El problema es que la Ley anti-terrorista, tal como ha establecido Ben Emmerson, Relator Especial sobre la promoción y protección de los derechos humanos y las libertades fundamentales en la lucha contra el terrorismo, de las Naciones Unidas,  “permite una interpretación que incluye bajo la rúbrica de terrorismo conductas que atenten exclusivamente contra la propiedad, da lugar a ambigüedad y confusión sobre lo que el Estado reprocha penalmente como delito terrorista”. En otras palabras, delitos comunes se tipifican como terroristas. Se ha vulnerado permanentemente la presunción de inocencia, las garantías judiciales, se abusa de los periodos de prisión preventiva, del recurso de los testigos protegidos, del secreto del sumario. En el sur no hay terrorismo, sino que actos de violencia política y la aplicación racista de una Ley que ya fue condenada por la Comisión Interamericana de Derechos Humanos en 2014.
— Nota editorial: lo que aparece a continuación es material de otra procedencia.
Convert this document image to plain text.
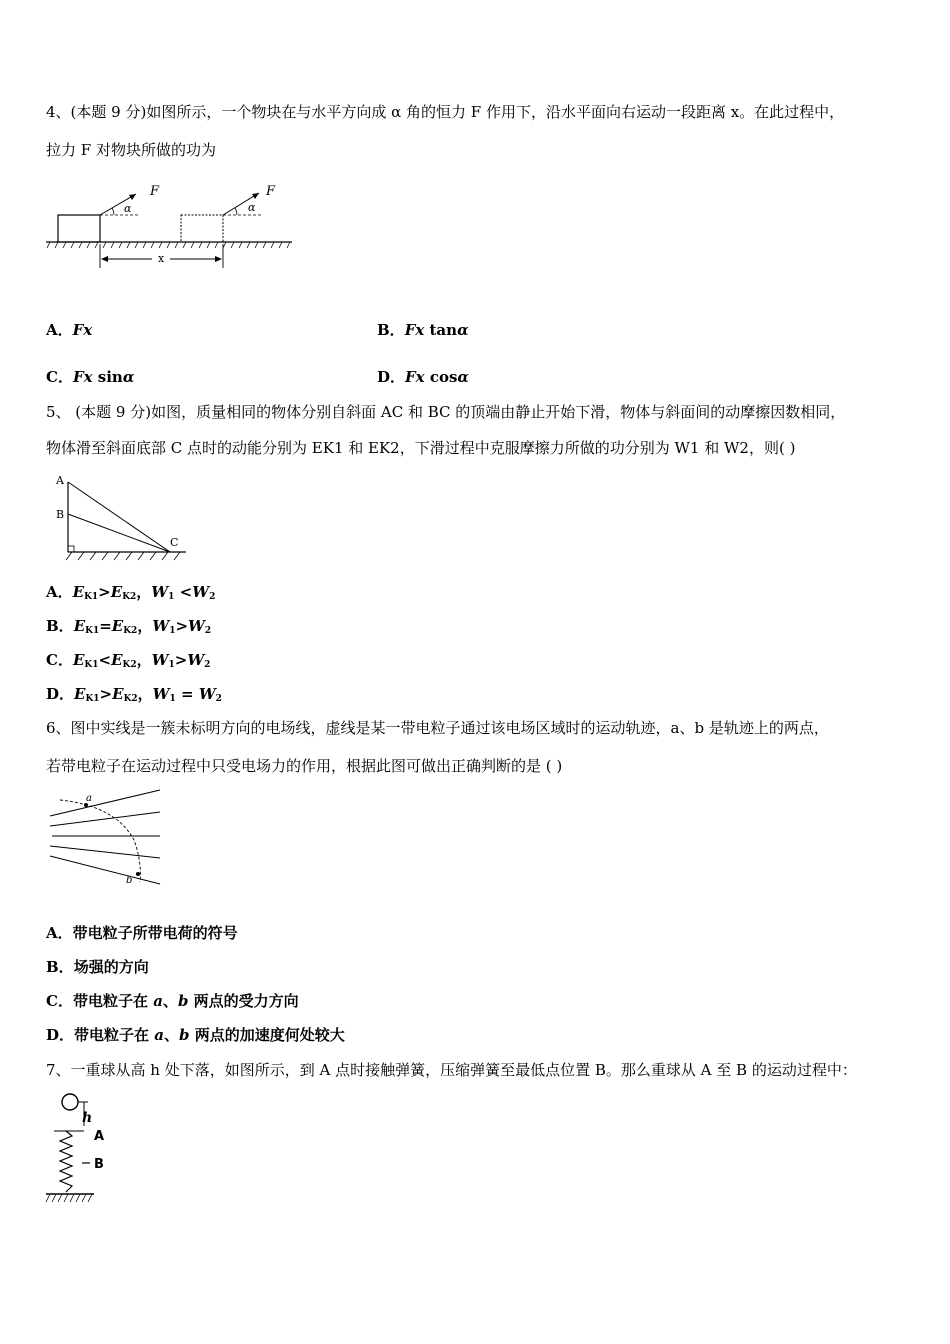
4、(本题 9 分)如图所示，一个物块在与水平方向成 α 角的恒力 F 作用下，沿水平面向右运动一段距离 x。在此过程中，
拉力 F 对物块所做的功为
α
F
α
F
x
A．Fx	B．Fx tanα
C．Fx sinα	D．Fx cosα
5、 (本题 9 分)如图，质量相同的物体分别自斜面 AC 和 BC 的顶端由静止开始下滑，物体与斜面间的动摩擦因数相同，
物体滑至斜面底部 C 点时的动能分别为 EK1 和 EK2，下滑过程中克服摩擦力所做的功分别为 W1 和 W2，则( )
A
B
C
A．$E_{K1}>E_{K2}$，$W_1 <W_2$
B．$E_{K1}=E_{K2}$，$W_1>W_2$
C．$E_{K1}<E_{K2}$，$W_1>W_2$
D．$E_{K1}>E_{K2}$，$W_1 = W_2$
6、图中实线是一簇未标明方向的电场线，虚线是某一带电粒子通过该电场区域时的运动轨迹，a、b 是轨迹上的两点，
若带电粒子在运动过程中只受电场力的作用，根据此图可做出正确判断的是 ( )
a
b
A．带电粒子所带电荷的符号
B．场强的方向
C．带电粒子在 a、b 两点的受力方向
D．带电粒子在 a、b 两点的加速度何处较大
7、一重球从高 h 处下落，如图所示，到 A 点时接触弹簧，压缩弹簧至最低点位置 B。那么重球从 A 至 B 的运动过程中：
h
A
B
El pueblo mapuche siempre ha estado más dispuesto al diálogo, inclusive la Coordinadora Arauko-Malleko, que el Estado, los agricultores descendientes de colonos o las empresas forestales. Es más, la mayoría del movimiento mapuche recurre a vías institucionales para canalizar sus demandas, una minoría utiliza la violencia política, porque la considera un recurso legítimo de autodefensa. En territorio mapuche no existe, ni ha existido jamás terrorismo mapuche. No hay quiebre del Estado de Derecho, excepto para los mapuche. La solución no es policial, sino política, mientras la clase dominante chilena no comprenda eso no habrá solución alguna al conflicto.